In the end, RESA will be implemented in its full force and this exercise is an early vehicle for us to comply and not be bothered by issues and concerns in the future. The best part is that I became part of the first ever class that is compliant with the law. We will go down in history as the first batch to take the licensure board exams for brokers given byPRC. Now, to pass it is another matter. We will see soon...

Friday, October 22, 2010

The Oddball

In his signature murmur-like speech, Freddie Roach moves his head left to right and vice versa without taking off his eyes before the man holding a highly sensitive microphone positioned a few inches away from a host of other live cameras, microphones and cellphones. Roach declares, "Manny Pacquiao is an oddball. You won't simply see and experience a fighter of his caliber in a generation!" Roach, a former ring pugilist himself, was neither in a marketing program nor into a team aggrandizement propaganda when he made this declaration.
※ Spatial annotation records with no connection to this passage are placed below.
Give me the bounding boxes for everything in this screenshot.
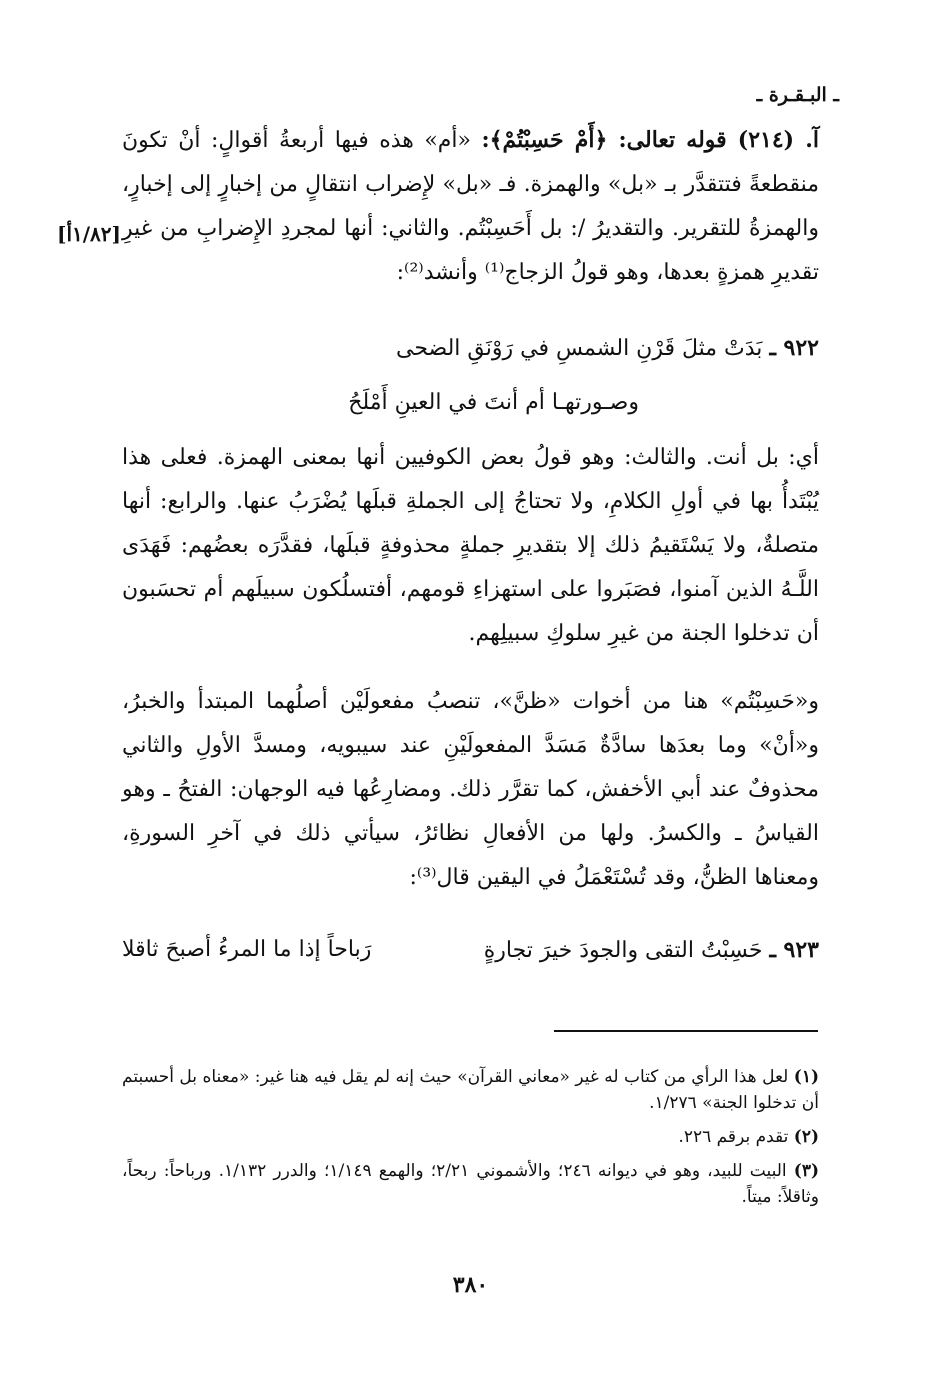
footnote-1-text: لعل هذا الرأي من كتاب له غير «معاني القرآن» حيث إنه لم يقل فيه هنا غير: «معناه بل أحسبتم أن تدخلوا الجنة» ١/٢٧٦. <box>122 1067 819 1113</box>
poem-922-second-hemistich: وصـورتهـا أم أنتَ في العينِ أَمْلَحُ <box>348 390 639 415</box>
footnote-3-number: (٣) <box>793 1161 819 1181</box>
poem-923-second-hemistich: رَباحاً إذا ما المرءُ أصبحَ ثاقلا <box>122 937 372 962</box>
paragraph-2-text: أي: بل أنت. والثالث: وهو قولُ بعض الكوفيين أنها بمعنى الهمزة. فعلى هذا يُبْتَدأُ بها في أولِ الكلامِ، ولا تحتاجُ إلى الجملةِ قبلَها يُضْرَبُ عنها. والرابع: أنها متصلةٌ، ولا يَسْتَقيمُ ذلك إلا بتقديرِ جملةٍ محذوفةٍ قبلَها، فقدَّرَه بعضُهم: فَهَدَى اللَّـهُ الذين آمنوا، فصَبَروا على استهزاءِ قومهم، أفتسلُكون سبيلَهم أم تحسَبون أن تدخلوا الجنة من غيرِ سلوكِ سبيلِهم. <box>122 445 819 646</box>
verse-heading: آ. (٢١٤) قوله تعالى: ﴿أَمْ حَسِبْتُمْ﴾: <box>481 127 819 153</box>
paragraph-3 <box>122 680 819 900</box>
poem-923-first-hemistich: حَسِبْتُ التقى والجودَ خيرَ تجارةٍ <box>483 938 763 963</box>
footnote-2 <box>122 1124 819 1150</box>
manuscript-folio-reference: [١/٨٢أ] <box>56 222 121 246</box>
footnote-3-text: البيت للبيد، وهو في ديوانه ٢٤٦؛ والأشموني ٢/٢١؛ والهمع ١/١٤٩؛ والدرر ١/١٣٢. ورباحاً: ربحاً، وثاقلاً: ميتاً. <box>122 1161 819 1207</box>
running-header: ـ البـقـرة ـ <box>756 84 839 106</box>
footnote-2-text: تقدم برقم ٢٢٦. <box>678 1127 789 1147</box>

He knows what he was saying and definitely knows where his prized ward is going. And that was almost two years ago. Now, the world knows who Manny Pacquiao is - the Fighter of the Decade, the pound-for-pound king and the only man to wear seven glittering loose belts around his waist and not draw a negative comment from fashion icon Tyra Banks.

In today's standards, given Pacquiao's current iconic status in boxing, Roach's declaration that Pacquiao is an oddball is actually an understatement. Wikipedia defines oddball as unusual or eccentric. Pacquiao is more than unusual. He has transcended the not so usual all-victory and no-loss record by many of the boxing greats. It is now about getting into the edge of what is humanly possible, without the magic and the drugs - only skills and determination. This is what people of all races are hungry about knowing. We crave for answers for questions like "Can he demolish De la Hoya?", "Can he absorb beatings from a true welterweight?", "Is he strong enough to put down a steel-chinned 155-pounder?"

Our demands and clamor are actually what defines the quality of fight Pacquiao delivers. He feeds our cravings to see what we haven't seen yet, so promoters and match makers invent something new out of this necessity. These are the things that make Pacquiao different from the rest - a pure eccentric, an oddball. That is why we cannot ask why the world is watching... because you won't simply see a man like Pacquiao in a generation.